Hay una escena en particular donde la película inventa una especie de auto sacramental en el que se humilla a la víctima, donde se ejercita el vejamen del “poder popular”, como en las comunas campesinas durante la revolución cultural china. Van a la casa, buscan en todas partes, hasta en la letrina que está alejada de la casa, no encuentran nada así que para no perder la ida, someten a Andrés a una humillación medieval, lo atenazan y hacen que ella le arroje huevos. Y luego entre todos lo muelen a patadas. Qué espectáculo tan humillante del poder desperdiciando huevos que bien podrían ir con el desayuno de los colegiales cubanos. El mismo poder que ayer en el acto de reforma constitucional sacó de la carta el programa comunista y le abrió la puerta a la propiedad privada.

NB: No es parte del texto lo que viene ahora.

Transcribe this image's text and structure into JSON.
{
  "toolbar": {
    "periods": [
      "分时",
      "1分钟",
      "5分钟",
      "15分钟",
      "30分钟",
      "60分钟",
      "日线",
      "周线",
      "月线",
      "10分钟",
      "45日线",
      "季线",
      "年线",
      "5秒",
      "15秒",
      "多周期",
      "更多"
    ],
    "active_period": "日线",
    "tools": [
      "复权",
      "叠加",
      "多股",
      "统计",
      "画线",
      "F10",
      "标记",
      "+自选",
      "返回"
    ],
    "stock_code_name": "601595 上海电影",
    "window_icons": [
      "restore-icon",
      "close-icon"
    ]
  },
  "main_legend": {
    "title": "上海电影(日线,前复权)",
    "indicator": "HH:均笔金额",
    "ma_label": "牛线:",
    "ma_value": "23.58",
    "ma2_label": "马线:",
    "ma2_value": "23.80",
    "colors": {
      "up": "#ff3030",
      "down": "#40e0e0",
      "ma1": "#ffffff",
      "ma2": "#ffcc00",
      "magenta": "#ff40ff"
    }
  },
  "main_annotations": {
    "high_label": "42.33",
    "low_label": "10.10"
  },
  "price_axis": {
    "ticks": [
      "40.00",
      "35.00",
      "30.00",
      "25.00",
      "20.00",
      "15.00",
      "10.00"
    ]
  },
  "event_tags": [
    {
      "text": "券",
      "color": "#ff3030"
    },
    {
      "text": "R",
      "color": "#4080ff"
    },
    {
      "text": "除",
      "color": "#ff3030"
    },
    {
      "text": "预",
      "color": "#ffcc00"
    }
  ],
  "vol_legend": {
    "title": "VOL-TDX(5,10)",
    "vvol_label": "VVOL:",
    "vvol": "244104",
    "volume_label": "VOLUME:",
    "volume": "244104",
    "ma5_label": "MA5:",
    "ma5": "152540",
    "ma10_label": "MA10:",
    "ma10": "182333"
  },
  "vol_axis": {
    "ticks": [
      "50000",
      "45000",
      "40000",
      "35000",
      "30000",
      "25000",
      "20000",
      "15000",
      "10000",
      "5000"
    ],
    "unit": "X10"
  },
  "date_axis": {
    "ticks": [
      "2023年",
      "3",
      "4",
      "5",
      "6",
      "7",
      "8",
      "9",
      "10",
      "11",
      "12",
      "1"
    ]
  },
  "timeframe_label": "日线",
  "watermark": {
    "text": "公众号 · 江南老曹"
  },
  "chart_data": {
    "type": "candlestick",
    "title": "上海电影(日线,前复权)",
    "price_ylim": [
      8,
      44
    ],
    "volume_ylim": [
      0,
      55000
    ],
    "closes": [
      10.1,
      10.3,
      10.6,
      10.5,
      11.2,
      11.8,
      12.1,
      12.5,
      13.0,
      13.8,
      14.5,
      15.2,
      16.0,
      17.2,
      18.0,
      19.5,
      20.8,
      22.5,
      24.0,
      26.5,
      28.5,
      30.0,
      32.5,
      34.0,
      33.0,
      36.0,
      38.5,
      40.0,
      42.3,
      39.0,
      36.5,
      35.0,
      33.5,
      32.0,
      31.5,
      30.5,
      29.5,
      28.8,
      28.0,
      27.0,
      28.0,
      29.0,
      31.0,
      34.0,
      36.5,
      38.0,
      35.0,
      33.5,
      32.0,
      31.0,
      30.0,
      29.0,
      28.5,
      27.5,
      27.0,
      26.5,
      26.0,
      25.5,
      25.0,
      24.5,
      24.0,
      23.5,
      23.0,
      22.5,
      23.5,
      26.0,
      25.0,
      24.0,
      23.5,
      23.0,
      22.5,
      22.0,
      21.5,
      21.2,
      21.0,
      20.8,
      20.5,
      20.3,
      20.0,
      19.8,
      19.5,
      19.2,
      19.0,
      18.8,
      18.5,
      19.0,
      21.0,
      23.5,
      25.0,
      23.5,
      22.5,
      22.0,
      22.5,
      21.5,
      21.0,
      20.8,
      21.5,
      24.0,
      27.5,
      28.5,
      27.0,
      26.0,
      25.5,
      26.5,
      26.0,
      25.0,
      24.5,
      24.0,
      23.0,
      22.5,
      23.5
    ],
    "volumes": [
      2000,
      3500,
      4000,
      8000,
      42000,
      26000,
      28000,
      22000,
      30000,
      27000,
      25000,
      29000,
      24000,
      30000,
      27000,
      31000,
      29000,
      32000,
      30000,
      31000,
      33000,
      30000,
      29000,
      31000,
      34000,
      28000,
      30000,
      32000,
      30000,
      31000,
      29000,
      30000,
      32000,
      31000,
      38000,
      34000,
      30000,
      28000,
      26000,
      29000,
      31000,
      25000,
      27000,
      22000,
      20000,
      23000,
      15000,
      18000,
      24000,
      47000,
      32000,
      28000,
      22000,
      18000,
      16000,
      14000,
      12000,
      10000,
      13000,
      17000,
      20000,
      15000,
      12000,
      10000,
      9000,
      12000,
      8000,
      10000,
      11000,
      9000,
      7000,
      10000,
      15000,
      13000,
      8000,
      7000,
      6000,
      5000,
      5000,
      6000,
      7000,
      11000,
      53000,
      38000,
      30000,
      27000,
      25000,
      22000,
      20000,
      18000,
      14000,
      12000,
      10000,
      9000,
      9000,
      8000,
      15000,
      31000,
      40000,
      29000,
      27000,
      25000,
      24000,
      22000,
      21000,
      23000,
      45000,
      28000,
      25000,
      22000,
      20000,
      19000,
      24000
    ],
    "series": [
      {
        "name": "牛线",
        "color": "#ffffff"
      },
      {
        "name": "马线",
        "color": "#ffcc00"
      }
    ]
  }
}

El film me aplastó. Creo que para eso fue hecho. No veo qué otra reacción es posible que no sea el malestar. La economía, el silencio, la desolación, ponen un aire de nerviosa tensión para que como espectadores nos acerquemos y sintamos el dolor y su costo en vida que nos causa el poder.

No es un film para ir a ver mientras se engullen palomitas.